I feel that I am a survivor of a severe illness. I have survived the terminal disease of addiction. I was 16 years old and already heavenly using illicit drugs. To follow were many years of hardship. Not only hardship for myself, but also for my family. I ended up using the most dangerous and most addictive drugs of all, heroin and cocaine. My addiction led to a life of crime where I was incarcerated off and on for over 15 years.
Throughout my years of addiction, I attempted to get clean and sober many times, to no avail. I went through multiple rehabilitation programs, but was not successful. I remember that of all the counselors I dealt with, the ones that helped me the most were the ones that had been addicts themselves. Knowing the professionals that helped me in my recovery were addicts in recovery, and understood what I was going through, was one of my motivations to become a counseling professional myself. I feel that I have a lot to offer the drug and alcohol addicted population.

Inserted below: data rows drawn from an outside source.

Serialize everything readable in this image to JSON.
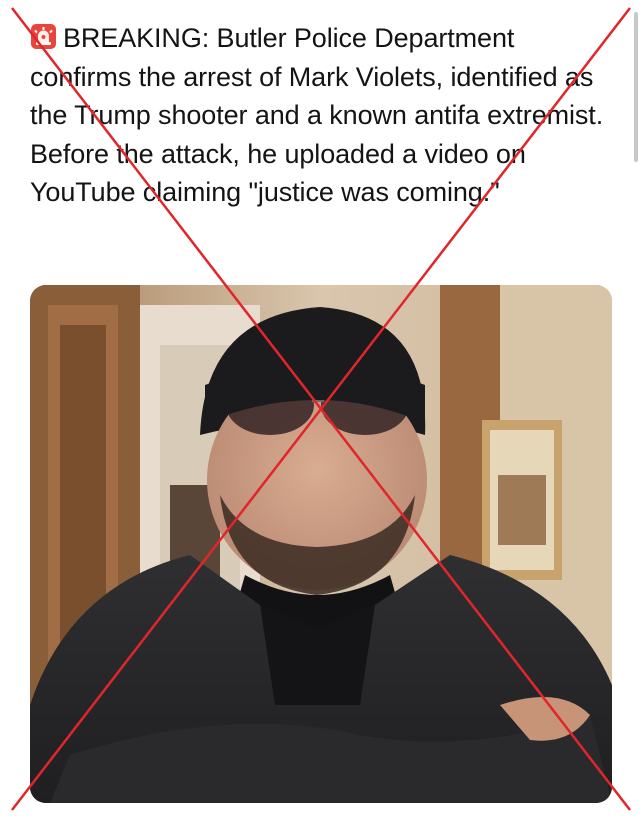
{
  "post": {
    "siren_icon": "rotating-light-icon",
    "text": "BREAKING: Butler Police Department confirms the arrest of Mark Violets, identified as the Trump shooter and a known antifa extremist. Before the attack, he uploaded a video on YouTube claiming \"justice was coming.\"",
    "media": {
      "type": "photo"
    }
  },
  "overlay": {
    "type": "red-x-cross-out",
    "color": "#e0262b"
  }
}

I want to share that it has not been easy. Addiction is considered to be a symptom of something else. That "thing" is different for each person. One of the hardest pills to swallow was when my doctors told me that I would be on medications for the rest of my life. Once I accepted that, recovery became a little less challenging for me. I also finally made the decision to stay sober, no matter what. It was not until I looked at continuing my substance use as 'not an option' that I was successful. I began to work a recovery program and learned how to stay clean and sober. That helped me take steps that lead me where I am today. Clinicians call that cognitive-behavioral therapy (CBT). It's funny how I did not understand what was going on with me in early recovery and now I am able to put a clinical name to it. Changing the way I thought definitely changed my behaviors, and changing my behaviors definitely changed my thoughts!

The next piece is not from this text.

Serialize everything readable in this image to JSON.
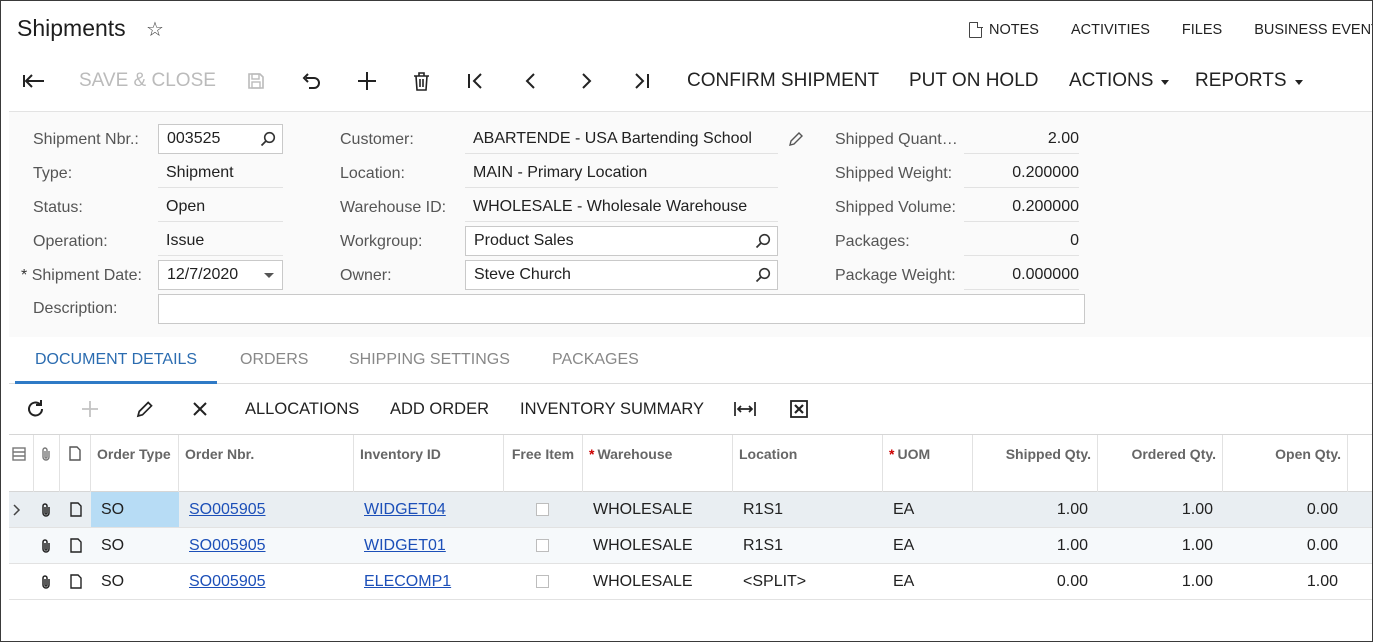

In 2007 I got clean and sober for good! As of November 03, 2019, I have been clean and sober in recovery for twelve years. I have changed the negative aspects of my life into positive ones. I have done this with the help of my higher power and my support system, which is my family and close friends. Today, I am able to look in the mirror and love who I see. That is the biggest gift that recovery has given me. When I look in the mirror, I tell myself, what am I going to do today to stay clean and sober? What am I going to do today to help someone who is suffering? What am I going to do today to be a better human being? If someone would have told me that I would someday be living the life I live today, I would have laughed in their face. Everything that I have accomplished throughout the years has been challenging, to say the least. However, the thing that I value the most, is the ability to love myself and the ability to positively touch people's life's along the way.
Although I know I will not become a wealthy person by becoming a counselor; I do know that I will make a difference in someone’s life. I adopted the statement, “Make your mess, your message,” from Robin Roberts. Robin Roberts is a television anchor of ABC’s “Good Morning America.” Robin Roberts’ mother told her this after she beat two different cancer diagnoses.